Implementing the Federated Data Platform is not free for ICBs. Even if the central contract covers software costs, local health systems must pay for training, infrastructure adjustments, staff time, and ongoing management. These expenses add up quickly, especially for regions like Greater Manchester that already have working alternatives. Spending money on a system with unclear benefits and uncertain longevity would be difficult to justify to taxpayers and patients.

One health economist estimated that full adoption across a region the size of Greater Manchester could cost several million pounds in transition costs alone. That money could instead fund direct patient care, mental health services, or community health programs.

What This Means for Other Health Regions

Greater Manchester’s stance sends a signal to other ICBs that are evaluating their options. If the largest health region in the North West can decline the FDP and continue operating effectively, others may follow. The greater manchester data platform approach demonstrates that local alternatives exist and can succeed.

Health regions across England now face a choice. They can accept the national platform and hope that its benefits eventually materialize.

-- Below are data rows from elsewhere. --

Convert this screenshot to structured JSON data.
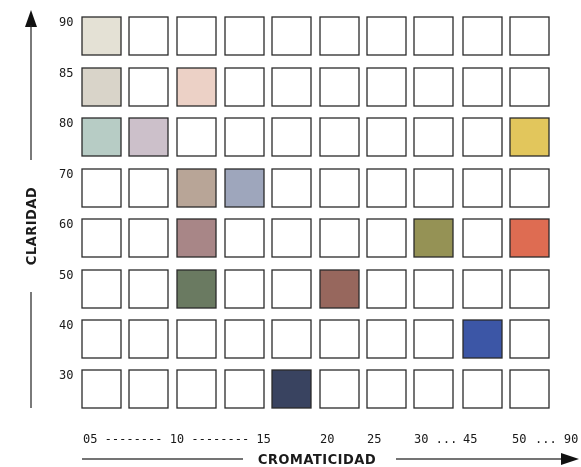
{
  "y_axis_title": "CLARIDAD",
  "x_axis_title": "CROMATICIDAD",
  "row_labels": [
    "90",
    "85",
    "80",
    "70",
    "60",
    "50",
    "40",
    "30"
  ],
  "x_tick_labels": [
    "05 -------- 10 -------- 15",
    "20",
    "25",
    "30 ...",
    "45",
    "50",
    "... 90"
  ],
  "columns": 10,
  "colored_cells": [
    {
      "row": 0,
      "col": 0,
      "color": "#e4e1d5"
    },
    {
      "row": 1,
      "col": 0,
      "color": "#d9d4c9"
    },
    {
      "row": 1,
      "col": 2,
      "color": "#ecd1c6"
    },
    {
      "row": 2,
      "col": 0,
      "color": "#b7ccc5"
    },
    {
      "row": 2,
      "col": 1,
      "color": "#ccc0ca"
    },
    {
      "row": 2,
      "col": 9,
      "color": "#e2c65c"
    },
    {
      "row": 3,
      "col": 2,
      "color": "#b8a597"
    },
    {
      "row": 3,
      "col": 3,
      "color": "#9ea6bc"
    },
    {
      "row": 4,
      "col": 2,
      "color": "#a88687"
    },
    {
      "row": 4,
      "col": 7,
      "color": "#959255"
    },
    {
      "row": 4,
      "col": 9,
      "color": "#de6c52"
    },
    {
      "row": 5,
      "col": 2,
      "color": "#6a7a61"
    },
    {
      "row": 5,
      "col": 5,
      "color": "#97675d"
    },
    {
      "row": 6,
      "col": 8,
      "color": "#3c56a6"
    },
    {
      "row": 7,
      "col": 4,
      "color": "#394360"
    }
  ]
}
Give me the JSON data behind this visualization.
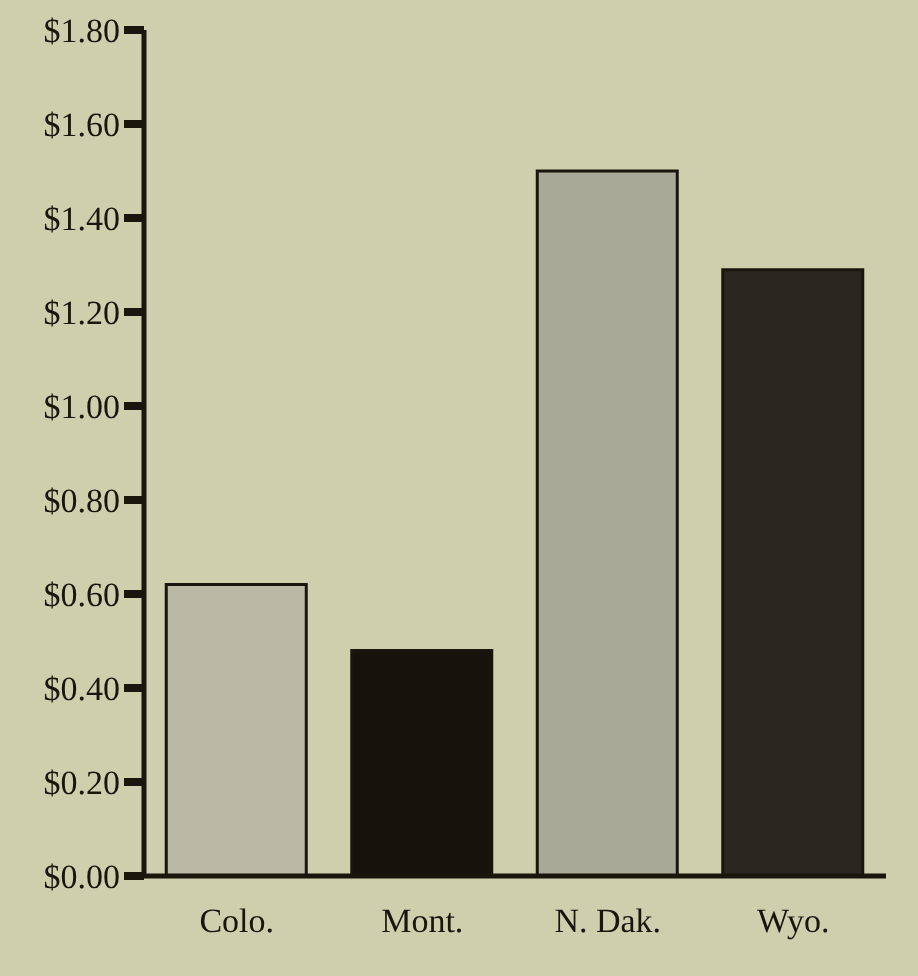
{
  "chart_data": {
    "type": "bar",
    "categories": [
      "Colo.",
      "Mont.",
      "N. Dak.",
      "Wyo."
    ],
    "values": [
      0.62,
      0.48,
      1.5,
      1.29
    ],
    "colors": [
      "#b9b9a6",
      "#17120b",
      "#a9a997",
      "#2b2720"
    ],
    "ylim": [
      0,
      1.8
    ],
    "yticks": [
      {
        "value": 0,
        "label": "$0.00"
      },
      {
        "value": 0.2,
        "label": "$0.20"
      },
      {
        "value": 0.4,
        "label": "$0.40"
      },
      {
        "value": 0.6,
        "label": "$0.60"
      },
      {
        "value": 0.8,
        "label": "$0.80"
      },
      {
        "value": 1,
        "label": "$1.00"
      },
      {
        "value": 1.2,
        "label": "$1.20"
      },
      {
        "value": 1.4,
        "label": "$1.40"
      },
      {
        "value": 1.6,
        "label": "$1.60"
      },
      {
        "value": 1.8,
        "label": "$1.80"
      }
    ],
    "grid": false
  }
}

Or they can invest in local solutions that offer greater control, stronger privacy protections, and clearer ownership of intellectual property. Greater Manchester has chosen the second path, and its reasoning deserves serious consideration.

A Template for Local Innovation

What Greater Manchester has done is not simply rejection — it is constructive independence. The region built its own data analytics infrastructure because the national solution did not meet its needs. Other regions with strong digital health teams could follow the same model. They might partner with academic institutions, local technology companies, or open-source communities to create systems that are transparent, accountable, and tailored to local populations.

The key lesson is that saying no to a national platform does not mean saying no to digital transformation. It means choosing a different, more locally controlled version of that transformation.

The Path Forward for Digital Health in Greater Manchester

The Freedom of Information response made one thing clear: the review of Greater Manchester’s position is not happening. The ICB stands by its decision not to join the FDP, and it will continue to invest in local capabilities. That does not mean the region is closed to collaboration or future national systems, but any future engagement would require fundamental changes in how the FDP is governed, procured, and perceived by the public.

For now, the greater manchester data platform remains under local control. Residents can take some comfort in knowing that their health data is managed by people accountable to the same community. Clinicians continue using tools they understand and trust. And policymakers in other regions have a real-world example of how to approach large-scale health data projects with caution and integrity.

As the national debate over Palantir’s role in the NHS continues, Greater Manchester’s decision looks less like an outlier and more like a preview of what other regions may eventually choose. The questions raised by this case — about privacy, evidence, transparency, and public trust — will not disappear. They are now part of the conversation about what kind of digital health system England wants to build.